Gunn is still undecided on what field of medicine she wants to pursue as everything is exciting and interesting to her in its own way. She is passionate about small animal emergency medicine and loves the variety of cases and the fast pace. She also loves being able to be there for owners and provide approachable, judgment-free support and education in their times of greatest stress and need.

“I am considering specializing in critical care, so I have an opportunity to practice this passion at the highest level,” she said. “I am also considering internal medicine as an opportunity to work on challenging, puzzling cases that require following a trail of physiology breadcrumbs and work with each patient as an individual.”

Although she has yet to pin down her specific field of medicine, Gunn hopes to explore the country after graduation and be knee-deep in a residency in a field that excites and challenges her.

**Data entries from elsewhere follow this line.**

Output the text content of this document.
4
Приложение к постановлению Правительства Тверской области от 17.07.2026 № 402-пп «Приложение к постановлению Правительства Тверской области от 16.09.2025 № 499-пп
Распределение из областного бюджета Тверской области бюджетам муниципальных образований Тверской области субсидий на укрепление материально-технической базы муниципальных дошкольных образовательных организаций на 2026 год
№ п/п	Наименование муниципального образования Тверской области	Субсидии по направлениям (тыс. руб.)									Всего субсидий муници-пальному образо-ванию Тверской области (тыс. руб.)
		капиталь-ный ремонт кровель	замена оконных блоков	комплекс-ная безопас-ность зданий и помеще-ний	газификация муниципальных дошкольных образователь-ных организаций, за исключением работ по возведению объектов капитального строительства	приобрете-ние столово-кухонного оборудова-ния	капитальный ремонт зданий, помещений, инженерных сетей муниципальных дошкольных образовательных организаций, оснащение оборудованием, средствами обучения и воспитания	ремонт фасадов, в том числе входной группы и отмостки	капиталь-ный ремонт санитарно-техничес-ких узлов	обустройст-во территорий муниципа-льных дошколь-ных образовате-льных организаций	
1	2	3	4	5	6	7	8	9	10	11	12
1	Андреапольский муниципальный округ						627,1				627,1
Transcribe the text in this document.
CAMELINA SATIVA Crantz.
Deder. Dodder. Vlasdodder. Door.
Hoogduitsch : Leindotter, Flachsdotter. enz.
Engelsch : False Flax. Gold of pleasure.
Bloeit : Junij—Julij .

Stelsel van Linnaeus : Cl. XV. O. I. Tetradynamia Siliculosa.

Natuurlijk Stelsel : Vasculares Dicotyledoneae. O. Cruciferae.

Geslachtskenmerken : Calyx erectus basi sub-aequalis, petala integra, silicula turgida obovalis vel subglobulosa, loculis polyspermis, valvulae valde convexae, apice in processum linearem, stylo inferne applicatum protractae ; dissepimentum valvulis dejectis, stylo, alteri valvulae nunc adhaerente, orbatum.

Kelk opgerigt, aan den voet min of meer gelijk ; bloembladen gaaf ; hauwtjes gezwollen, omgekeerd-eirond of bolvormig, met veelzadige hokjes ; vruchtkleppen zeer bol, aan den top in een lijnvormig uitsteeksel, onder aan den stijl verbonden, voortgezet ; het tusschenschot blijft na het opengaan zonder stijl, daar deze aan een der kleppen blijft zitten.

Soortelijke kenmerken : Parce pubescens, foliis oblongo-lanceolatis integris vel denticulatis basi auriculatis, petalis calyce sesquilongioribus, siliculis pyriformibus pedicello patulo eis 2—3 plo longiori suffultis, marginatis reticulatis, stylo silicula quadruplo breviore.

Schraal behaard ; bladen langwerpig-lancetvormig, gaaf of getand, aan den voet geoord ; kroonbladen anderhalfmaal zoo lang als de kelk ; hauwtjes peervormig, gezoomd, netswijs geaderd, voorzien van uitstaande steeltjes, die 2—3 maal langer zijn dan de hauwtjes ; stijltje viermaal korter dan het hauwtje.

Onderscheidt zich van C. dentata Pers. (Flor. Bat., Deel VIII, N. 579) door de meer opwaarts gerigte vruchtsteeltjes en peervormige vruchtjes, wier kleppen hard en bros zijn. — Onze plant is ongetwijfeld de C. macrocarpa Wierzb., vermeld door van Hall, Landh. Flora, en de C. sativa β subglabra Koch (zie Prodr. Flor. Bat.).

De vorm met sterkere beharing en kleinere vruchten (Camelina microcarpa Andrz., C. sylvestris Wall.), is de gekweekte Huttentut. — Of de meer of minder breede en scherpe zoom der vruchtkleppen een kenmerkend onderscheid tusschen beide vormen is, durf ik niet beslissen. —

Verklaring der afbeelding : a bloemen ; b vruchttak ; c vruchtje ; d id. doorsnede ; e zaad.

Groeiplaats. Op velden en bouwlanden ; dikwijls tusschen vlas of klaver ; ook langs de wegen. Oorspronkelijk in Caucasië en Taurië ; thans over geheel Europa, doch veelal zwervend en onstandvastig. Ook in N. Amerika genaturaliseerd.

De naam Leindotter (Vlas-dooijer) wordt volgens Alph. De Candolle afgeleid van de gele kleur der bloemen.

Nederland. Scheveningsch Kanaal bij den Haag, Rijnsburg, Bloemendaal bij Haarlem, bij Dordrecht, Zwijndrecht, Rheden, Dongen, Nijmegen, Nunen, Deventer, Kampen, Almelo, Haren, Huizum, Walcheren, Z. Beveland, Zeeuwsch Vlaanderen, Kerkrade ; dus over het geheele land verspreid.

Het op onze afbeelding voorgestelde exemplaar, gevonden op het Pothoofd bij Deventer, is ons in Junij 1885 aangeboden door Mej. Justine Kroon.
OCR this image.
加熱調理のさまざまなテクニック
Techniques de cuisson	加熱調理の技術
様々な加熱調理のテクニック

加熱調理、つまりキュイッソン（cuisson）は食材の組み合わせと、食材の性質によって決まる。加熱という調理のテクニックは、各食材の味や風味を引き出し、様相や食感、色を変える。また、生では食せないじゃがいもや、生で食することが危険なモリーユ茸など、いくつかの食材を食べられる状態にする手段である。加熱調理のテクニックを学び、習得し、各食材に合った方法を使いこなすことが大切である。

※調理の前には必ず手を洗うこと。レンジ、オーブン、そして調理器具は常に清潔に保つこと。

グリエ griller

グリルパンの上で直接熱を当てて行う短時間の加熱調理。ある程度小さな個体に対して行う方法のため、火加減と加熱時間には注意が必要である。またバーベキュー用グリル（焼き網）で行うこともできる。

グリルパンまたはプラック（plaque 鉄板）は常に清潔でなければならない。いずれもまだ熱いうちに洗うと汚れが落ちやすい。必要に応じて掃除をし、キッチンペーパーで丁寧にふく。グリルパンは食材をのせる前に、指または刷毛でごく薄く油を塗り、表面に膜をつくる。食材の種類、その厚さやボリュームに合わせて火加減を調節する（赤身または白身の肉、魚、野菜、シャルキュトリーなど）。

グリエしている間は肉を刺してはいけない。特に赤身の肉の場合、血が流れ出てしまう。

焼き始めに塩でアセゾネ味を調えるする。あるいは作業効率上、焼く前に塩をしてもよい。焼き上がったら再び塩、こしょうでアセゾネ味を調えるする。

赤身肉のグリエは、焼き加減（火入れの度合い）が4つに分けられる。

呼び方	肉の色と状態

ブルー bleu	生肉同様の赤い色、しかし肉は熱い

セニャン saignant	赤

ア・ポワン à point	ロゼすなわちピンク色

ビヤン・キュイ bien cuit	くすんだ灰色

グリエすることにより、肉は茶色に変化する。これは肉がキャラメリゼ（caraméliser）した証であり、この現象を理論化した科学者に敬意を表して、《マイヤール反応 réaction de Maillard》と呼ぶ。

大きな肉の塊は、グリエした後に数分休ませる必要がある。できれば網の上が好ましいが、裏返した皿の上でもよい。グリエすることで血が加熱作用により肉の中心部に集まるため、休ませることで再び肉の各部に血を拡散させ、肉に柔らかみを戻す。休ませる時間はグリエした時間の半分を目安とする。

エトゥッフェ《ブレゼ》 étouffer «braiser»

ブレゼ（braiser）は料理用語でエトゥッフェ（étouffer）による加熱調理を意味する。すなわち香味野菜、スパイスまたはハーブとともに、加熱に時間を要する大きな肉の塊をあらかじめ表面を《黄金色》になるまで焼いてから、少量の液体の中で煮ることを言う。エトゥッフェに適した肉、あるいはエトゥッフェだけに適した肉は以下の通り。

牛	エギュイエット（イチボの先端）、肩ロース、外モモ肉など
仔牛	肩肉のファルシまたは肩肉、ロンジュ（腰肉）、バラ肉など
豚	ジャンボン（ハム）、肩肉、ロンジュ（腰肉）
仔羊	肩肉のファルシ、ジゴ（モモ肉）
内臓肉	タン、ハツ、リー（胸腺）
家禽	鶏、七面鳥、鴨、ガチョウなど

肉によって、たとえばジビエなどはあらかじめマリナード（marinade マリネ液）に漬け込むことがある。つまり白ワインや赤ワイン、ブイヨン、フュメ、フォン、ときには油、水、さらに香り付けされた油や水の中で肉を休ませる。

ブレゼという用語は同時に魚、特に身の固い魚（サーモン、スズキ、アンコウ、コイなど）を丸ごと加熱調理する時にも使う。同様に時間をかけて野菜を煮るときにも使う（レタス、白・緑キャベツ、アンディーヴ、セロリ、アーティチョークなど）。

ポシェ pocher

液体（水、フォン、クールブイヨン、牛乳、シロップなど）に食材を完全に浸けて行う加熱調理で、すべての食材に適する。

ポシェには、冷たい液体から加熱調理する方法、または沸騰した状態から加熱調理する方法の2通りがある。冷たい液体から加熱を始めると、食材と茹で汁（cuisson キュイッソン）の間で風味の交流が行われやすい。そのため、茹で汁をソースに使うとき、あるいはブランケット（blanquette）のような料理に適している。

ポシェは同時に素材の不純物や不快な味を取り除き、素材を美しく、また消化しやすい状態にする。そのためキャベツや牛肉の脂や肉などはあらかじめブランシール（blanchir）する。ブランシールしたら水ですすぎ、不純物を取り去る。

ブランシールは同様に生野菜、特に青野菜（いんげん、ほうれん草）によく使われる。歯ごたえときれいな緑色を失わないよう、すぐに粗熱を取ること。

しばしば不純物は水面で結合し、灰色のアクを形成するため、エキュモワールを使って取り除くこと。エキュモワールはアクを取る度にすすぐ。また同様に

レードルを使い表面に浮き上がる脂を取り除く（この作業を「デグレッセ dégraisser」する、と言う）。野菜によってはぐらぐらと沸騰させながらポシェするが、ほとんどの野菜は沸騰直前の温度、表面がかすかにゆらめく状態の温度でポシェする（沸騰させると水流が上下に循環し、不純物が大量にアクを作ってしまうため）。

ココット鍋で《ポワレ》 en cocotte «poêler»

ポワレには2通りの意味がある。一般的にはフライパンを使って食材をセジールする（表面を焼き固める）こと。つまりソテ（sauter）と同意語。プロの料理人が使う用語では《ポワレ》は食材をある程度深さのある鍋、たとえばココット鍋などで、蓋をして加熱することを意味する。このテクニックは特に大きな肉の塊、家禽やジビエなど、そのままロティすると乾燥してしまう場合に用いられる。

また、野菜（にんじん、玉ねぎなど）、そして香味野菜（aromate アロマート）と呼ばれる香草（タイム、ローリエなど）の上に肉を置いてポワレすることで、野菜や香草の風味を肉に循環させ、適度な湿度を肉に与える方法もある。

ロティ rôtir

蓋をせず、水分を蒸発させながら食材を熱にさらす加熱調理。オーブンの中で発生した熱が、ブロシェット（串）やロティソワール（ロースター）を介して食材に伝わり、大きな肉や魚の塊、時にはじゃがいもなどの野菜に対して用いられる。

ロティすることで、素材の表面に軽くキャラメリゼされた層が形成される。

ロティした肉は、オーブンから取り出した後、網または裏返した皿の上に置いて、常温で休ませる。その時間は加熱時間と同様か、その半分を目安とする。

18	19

Until then, you can find her staying active by hiking and backpacking, destressing with yoga and baking new desserts and baked goods to test out on her classmates.

Brown hails from Maryland and knew since he was a child that he wanted to be a veterinarian. He was surrounded by dogs and cats and was always excited to go to the veterinarian with his pets growing up. Although in college, he briefly considered a career in physics, he soon came back to veterinary medicine and never looked back.

“It’s cliché, but going from saying I wanted to be a veterinarian as a child to actually being in veterinary school is pretty cool.” Brown said. “I’ve enjoyed learning a lot of the ‘whys’ behind things I’ve watched veterinarians do while working as a technician. I really like physiology-based classes as well as our clinical pathology and pharmacology classes.”

Brown applied for the VMSRTP as an opportunity to gain experience in a different field of veterinary medicine and to see if research was something he could see himself doing as a career. He chose his particular project because his two favorite areas of veterinary medicine are parasites and the kidneys.

“This project seemed like a good intersection between the two,” he said. “I think that investigating new and easier methods to detect heartworm infection will lead to better medical outcomes for dogs (and maybe even cats) with these infections, so this project felt very worthwhile and meaningful to me.”

Not knowing much of the behind-the-scenes aspect of research, Brown found that he was very interested in the clinical application of research.

“New diagnostic methods for diseases have a big impact on the clinic floor day-to-day, so I try to focus on the animals that this work could help, even if it’s not a huge number,” Brown said.

Brown came into veterinary school thinking he wanted to pursue anatomic pathology, but he has also considered emergency and critical care and clinical pathology. Brown has now set his sights on small animal internal medicine.

“Seeing the clinical professors at A&M that are internists and my experience shadowing an internist back home have solidified my desire to pursue that path,” Brown said.

So what does the future hold for Brown? He hopes to be in a small animal internal medicine residency. Until then, you can find him improving his cooking skills and doing anything outdoors, including snowboarding during the Texas winter storm earlier this year.